Unlike the more light-hearted, chance-based online casino games such as slots or roulette, poker online games are all about strategy and skill. Ever since David Sklansky published the fundamental theorem of poker, players have looked for ways to add to their repertoire of tricks. One aspect that beginner players often overlook is betting. Being a game of incomplete information, poker turns betting into an art that skillful players can use to their advantage. One bet that’s been getting a lot of attention lately is the so-called block bet. Played right, this subtle tactic can help out-of-position players gain the initiative, control the pot and see the river with the minimum of risk. Let’s take a closer look at how block bets work, when to play them and when to avoid them in Texas Hold’em games.

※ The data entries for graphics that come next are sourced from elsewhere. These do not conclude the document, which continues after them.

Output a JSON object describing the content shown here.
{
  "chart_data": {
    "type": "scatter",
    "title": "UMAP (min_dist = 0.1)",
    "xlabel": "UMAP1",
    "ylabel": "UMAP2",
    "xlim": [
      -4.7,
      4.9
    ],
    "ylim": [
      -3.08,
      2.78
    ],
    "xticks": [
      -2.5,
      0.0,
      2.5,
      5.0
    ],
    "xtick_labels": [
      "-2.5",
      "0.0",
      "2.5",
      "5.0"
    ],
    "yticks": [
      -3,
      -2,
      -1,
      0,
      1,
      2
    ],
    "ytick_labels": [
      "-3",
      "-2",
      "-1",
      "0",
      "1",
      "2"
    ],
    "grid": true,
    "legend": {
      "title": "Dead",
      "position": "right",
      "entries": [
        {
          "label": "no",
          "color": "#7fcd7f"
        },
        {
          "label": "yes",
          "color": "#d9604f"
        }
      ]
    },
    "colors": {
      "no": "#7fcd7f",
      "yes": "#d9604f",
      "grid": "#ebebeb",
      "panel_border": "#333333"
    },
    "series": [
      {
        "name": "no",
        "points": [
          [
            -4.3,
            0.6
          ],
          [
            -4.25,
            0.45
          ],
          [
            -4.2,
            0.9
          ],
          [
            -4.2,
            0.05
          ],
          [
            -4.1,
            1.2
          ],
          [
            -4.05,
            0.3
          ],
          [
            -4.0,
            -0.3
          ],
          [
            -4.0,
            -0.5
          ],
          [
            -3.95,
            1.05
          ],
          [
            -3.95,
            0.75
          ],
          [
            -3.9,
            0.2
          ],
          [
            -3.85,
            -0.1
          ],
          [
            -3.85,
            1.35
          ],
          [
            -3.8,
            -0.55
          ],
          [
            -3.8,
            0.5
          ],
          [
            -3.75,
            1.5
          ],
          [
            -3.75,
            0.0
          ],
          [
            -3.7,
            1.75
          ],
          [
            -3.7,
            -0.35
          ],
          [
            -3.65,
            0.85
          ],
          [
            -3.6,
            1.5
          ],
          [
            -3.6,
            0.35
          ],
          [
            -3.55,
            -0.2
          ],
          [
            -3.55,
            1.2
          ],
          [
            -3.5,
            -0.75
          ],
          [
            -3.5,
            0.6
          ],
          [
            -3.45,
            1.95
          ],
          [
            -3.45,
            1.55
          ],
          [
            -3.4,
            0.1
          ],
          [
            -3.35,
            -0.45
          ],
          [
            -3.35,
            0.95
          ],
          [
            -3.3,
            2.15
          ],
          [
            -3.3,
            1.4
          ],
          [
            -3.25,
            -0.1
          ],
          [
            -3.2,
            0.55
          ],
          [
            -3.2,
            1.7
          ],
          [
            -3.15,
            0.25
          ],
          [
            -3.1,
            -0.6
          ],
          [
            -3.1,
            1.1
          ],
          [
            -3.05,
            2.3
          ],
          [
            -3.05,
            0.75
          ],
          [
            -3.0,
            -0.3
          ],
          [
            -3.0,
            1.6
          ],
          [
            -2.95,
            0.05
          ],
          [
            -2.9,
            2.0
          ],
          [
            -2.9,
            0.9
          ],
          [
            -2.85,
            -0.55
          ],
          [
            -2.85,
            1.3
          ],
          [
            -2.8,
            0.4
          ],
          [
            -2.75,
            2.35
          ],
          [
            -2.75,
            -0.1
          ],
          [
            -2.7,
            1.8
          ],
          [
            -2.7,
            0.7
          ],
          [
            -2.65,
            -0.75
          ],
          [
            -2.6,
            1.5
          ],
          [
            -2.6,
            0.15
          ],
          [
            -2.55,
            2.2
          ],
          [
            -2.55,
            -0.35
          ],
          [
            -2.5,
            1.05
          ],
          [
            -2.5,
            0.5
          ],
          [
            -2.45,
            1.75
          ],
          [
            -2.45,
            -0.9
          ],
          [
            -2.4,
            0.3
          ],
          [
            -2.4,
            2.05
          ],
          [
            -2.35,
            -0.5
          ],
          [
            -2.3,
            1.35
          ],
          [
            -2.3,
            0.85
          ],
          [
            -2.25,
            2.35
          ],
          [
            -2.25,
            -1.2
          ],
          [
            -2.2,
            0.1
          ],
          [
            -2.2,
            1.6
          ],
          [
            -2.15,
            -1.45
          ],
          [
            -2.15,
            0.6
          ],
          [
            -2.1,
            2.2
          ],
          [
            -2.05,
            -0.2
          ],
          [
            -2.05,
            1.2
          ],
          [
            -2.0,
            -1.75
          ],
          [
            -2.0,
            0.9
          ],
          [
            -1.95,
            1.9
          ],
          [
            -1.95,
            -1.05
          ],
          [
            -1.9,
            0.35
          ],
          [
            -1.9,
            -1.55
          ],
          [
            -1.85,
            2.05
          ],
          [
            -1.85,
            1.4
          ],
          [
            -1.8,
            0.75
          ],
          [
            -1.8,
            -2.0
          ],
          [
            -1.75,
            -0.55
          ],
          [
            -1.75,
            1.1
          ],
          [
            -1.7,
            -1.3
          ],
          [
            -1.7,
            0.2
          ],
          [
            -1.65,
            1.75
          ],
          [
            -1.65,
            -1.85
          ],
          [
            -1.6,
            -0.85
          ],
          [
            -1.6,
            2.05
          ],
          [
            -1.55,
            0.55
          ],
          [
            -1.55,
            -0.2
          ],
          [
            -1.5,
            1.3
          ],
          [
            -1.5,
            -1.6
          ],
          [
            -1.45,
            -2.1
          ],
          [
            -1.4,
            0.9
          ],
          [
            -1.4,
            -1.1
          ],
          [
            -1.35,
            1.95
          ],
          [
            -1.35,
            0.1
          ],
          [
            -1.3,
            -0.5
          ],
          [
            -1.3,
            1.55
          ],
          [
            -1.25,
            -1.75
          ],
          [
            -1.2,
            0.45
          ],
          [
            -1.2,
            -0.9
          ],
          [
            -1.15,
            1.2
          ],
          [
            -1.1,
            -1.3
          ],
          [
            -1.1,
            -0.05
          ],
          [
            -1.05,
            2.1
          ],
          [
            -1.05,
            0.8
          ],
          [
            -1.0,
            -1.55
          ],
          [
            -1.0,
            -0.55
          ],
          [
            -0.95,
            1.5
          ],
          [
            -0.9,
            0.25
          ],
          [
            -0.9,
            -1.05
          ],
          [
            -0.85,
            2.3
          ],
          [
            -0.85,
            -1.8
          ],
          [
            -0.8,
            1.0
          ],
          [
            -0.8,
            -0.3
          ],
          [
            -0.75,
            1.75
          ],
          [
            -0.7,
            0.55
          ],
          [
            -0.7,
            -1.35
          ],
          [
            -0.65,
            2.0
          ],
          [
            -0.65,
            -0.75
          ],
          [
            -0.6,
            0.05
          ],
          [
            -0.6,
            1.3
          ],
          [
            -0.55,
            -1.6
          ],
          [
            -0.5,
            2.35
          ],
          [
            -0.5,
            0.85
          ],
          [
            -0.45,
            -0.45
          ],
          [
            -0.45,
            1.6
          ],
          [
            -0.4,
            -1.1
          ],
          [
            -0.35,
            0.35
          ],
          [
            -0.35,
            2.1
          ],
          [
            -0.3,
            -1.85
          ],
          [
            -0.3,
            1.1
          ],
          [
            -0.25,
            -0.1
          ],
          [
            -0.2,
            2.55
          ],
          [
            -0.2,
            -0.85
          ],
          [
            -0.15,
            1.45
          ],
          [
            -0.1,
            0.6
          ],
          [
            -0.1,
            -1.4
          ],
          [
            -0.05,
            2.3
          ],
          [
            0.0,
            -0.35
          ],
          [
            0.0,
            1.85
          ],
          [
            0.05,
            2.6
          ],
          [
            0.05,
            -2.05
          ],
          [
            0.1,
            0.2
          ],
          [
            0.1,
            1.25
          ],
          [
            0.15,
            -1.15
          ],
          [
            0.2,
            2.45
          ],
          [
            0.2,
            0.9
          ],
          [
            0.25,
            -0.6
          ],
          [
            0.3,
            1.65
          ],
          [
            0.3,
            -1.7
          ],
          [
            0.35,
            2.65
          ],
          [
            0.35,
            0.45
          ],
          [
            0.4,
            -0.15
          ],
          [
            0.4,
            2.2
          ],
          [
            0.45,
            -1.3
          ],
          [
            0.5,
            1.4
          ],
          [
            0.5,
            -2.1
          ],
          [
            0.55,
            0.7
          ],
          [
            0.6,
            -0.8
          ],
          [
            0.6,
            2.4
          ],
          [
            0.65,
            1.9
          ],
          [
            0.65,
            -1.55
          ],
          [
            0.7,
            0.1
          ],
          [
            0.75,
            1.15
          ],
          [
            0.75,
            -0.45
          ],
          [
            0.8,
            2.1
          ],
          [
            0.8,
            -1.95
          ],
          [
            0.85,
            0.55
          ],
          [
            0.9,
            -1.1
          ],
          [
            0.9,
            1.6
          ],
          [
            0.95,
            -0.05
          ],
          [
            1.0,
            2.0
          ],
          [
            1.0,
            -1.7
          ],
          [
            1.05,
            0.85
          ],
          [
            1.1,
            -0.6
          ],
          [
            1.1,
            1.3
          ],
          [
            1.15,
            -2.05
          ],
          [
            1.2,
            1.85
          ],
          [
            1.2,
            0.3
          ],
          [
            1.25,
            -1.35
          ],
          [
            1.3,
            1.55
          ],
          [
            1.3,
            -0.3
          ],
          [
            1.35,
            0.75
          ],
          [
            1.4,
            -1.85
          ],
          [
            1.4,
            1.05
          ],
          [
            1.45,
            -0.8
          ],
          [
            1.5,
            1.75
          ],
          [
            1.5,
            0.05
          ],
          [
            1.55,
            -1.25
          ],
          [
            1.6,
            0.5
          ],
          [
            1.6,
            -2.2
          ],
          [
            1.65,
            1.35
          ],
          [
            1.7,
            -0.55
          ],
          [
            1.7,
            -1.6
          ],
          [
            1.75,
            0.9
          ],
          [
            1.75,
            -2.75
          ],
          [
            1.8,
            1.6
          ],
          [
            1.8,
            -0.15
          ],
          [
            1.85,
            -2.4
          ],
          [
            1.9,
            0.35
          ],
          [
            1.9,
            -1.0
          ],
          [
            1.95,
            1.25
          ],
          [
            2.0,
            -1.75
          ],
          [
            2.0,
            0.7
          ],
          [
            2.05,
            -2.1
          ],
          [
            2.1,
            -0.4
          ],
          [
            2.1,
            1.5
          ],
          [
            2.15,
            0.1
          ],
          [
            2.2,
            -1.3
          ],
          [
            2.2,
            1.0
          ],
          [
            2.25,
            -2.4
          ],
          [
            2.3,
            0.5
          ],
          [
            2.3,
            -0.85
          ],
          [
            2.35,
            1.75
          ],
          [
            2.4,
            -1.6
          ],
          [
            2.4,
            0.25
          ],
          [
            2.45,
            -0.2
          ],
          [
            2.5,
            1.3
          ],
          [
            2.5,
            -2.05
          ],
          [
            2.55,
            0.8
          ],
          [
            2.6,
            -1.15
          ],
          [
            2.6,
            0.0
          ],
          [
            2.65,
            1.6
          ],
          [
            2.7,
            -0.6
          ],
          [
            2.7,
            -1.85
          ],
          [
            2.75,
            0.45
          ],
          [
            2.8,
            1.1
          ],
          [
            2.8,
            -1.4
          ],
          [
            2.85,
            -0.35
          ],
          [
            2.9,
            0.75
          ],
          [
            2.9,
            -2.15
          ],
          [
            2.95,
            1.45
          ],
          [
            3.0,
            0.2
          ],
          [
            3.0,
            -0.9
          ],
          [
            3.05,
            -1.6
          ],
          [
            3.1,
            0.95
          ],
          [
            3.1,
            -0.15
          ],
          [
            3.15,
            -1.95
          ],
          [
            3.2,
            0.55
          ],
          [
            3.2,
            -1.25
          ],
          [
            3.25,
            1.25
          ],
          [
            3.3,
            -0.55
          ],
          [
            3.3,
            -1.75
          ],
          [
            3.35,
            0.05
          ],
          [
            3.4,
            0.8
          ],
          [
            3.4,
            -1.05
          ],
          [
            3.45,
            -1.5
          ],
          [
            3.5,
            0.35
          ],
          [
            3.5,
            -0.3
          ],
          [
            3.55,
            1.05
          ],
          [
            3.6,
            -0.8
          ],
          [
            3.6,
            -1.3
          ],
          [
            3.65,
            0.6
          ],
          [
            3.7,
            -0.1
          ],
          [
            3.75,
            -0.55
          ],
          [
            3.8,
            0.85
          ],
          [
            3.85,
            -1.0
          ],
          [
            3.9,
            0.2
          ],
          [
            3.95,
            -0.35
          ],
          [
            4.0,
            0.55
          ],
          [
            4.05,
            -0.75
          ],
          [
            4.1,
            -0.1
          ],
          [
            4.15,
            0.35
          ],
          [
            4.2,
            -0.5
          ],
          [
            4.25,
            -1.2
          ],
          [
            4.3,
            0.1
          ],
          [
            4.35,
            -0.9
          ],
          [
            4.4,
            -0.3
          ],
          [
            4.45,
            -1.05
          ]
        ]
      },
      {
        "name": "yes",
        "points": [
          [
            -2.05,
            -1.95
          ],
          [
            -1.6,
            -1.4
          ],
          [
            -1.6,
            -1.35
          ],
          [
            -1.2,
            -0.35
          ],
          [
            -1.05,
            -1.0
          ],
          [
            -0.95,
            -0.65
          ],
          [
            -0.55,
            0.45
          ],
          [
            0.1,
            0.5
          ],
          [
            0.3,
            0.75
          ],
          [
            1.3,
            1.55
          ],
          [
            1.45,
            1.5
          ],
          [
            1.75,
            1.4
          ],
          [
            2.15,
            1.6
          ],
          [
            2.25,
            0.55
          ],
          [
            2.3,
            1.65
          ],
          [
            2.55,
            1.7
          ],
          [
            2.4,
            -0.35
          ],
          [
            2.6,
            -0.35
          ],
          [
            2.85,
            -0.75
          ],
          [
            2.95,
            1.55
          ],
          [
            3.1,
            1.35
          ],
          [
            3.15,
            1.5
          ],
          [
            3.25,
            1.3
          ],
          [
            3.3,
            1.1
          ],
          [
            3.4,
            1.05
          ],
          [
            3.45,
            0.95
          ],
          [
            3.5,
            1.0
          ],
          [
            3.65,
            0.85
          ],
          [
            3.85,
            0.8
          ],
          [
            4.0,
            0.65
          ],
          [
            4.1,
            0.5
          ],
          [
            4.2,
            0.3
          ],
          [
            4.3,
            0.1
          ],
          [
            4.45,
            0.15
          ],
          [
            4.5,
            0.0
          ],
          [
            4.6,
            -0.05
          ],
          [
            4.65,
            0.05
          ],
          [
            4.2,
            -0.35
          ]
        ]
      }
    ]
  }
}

Understanding the block bet in online poker
Also known as a “blocking bet” or “blocker bet,” a block bet is a smaller-than-average bet (usually around 20-33% of the pot) that you make when you’re out of position (first to act, in other words) with a drawing hand in a game of online poker. The idea is to pay less to see the next card, in hopes that your opponent will be unsure how strong your hand is and call instead of raising. Checking to the action gives your opponent the chance to make a big bet (value, bluff or semi-bluff) that you can’t call profitably. This will usually be enough to force you off the table. A blocking bet allows you to take the initiative and avoid this. The trick is to know which are the right circumstances for a blocking bet and when it’s just a waste of good chips.

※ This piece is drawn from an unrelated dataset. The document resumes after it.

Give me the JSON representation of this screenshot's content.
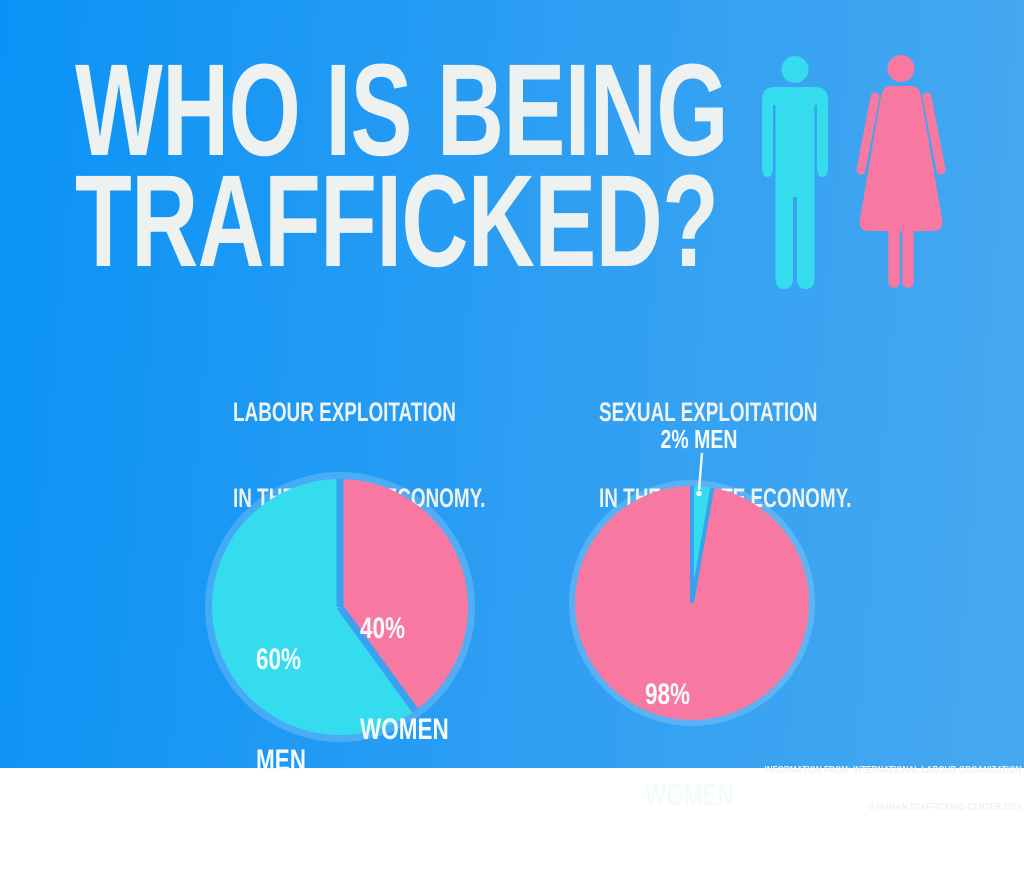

The blocking bet: A practical example
Imagine you’ve joined one of BetMGM’s daily online poker tournaments and the game is in the pre-flop betting round stage. You’re holding a jack of spades and a ten of spades so it’s worth seeing the flop. Another player limps and you limp behind. The button re-raises and the first limper folds. Then the flop comes ace of spades, seven of hearts, two of spades. Suddenly you have a flush draw, so you check. The button bets 50% of the pot, but your stack is deep enough to give you decent odds to hit your flush, so you call. The turn comes and out comes the king of clubs, which doesn’t complete your draw. And you’re first to act. Now you could check, but what if your opponent then bets too much to make it profitable for you to go along for your flush draw? The alternative is to make a block bet of approximately a third of the pot. If your opponent calls, you get to see the river for a relatively low price. If they re-raise you, they’ve either got a monster hand or are trying to bluff. Either way, it’s probably best to save your chips and fold.
The advantages of block bets
As you can see, the chief purpose of a block bet is pot control. The advantage is that by keeping the pot size small, you minimize your risk when you’re out of position. In poker, it’s always preferable to have as much information about your opponent as possible for optimal decision-making. If you don’t know enough to predict what your opponent is going to do, a block bet helps to hedge the risk. If you complete your draw, you’ll be paid well. If you make it on the river, chances are any player with a pair or better will pay you off, especially with a strong drawing hand like ace-king. (If you miss the river, checking and folding is most likely the best way to go.)
Block bet situations
Block bets can help you save chips and improve your long-term win rate in a couple situations over and above the previously described situation where you have a drawing hand. Say you’re holding a marginal hand. A block bet can stave off your opponent’s aggression and double up as a thin value bet.
Another situation is when you’re pretty sure you have the second-best hand. A block bet can help to confirm this: If you make a block bet and your opponent raises, it’s likely that your hand will come off second best in most cases.
Then there’s the situation when all the cards are out and you’re up against a known bluffer on the river. Your opponent’s big river bet could mean a monster hand or it could be a total bluff. A block bet can prevent this dilemma and give you the chance to make it to showdown with a minimal investment.
How not to play block bets
As with most tactics in Texas Hold’em, the thing to avoid with block bets is predictability. If the only time you’re ever making small bets is for block bets, you can rest assured that your opponents are going to pick up on the signals sooner or later. They’ll start bluff-raising your block bets and you’ll have nothing to counter with. Effectively, you’ll be paying them for no good reason. To prevent this from happening, mix in some block-sized value bets to keep your opponents guessing. They may even make mistakes for you to exploit, such as raising against your best hands in the belief they’re countering a block bet.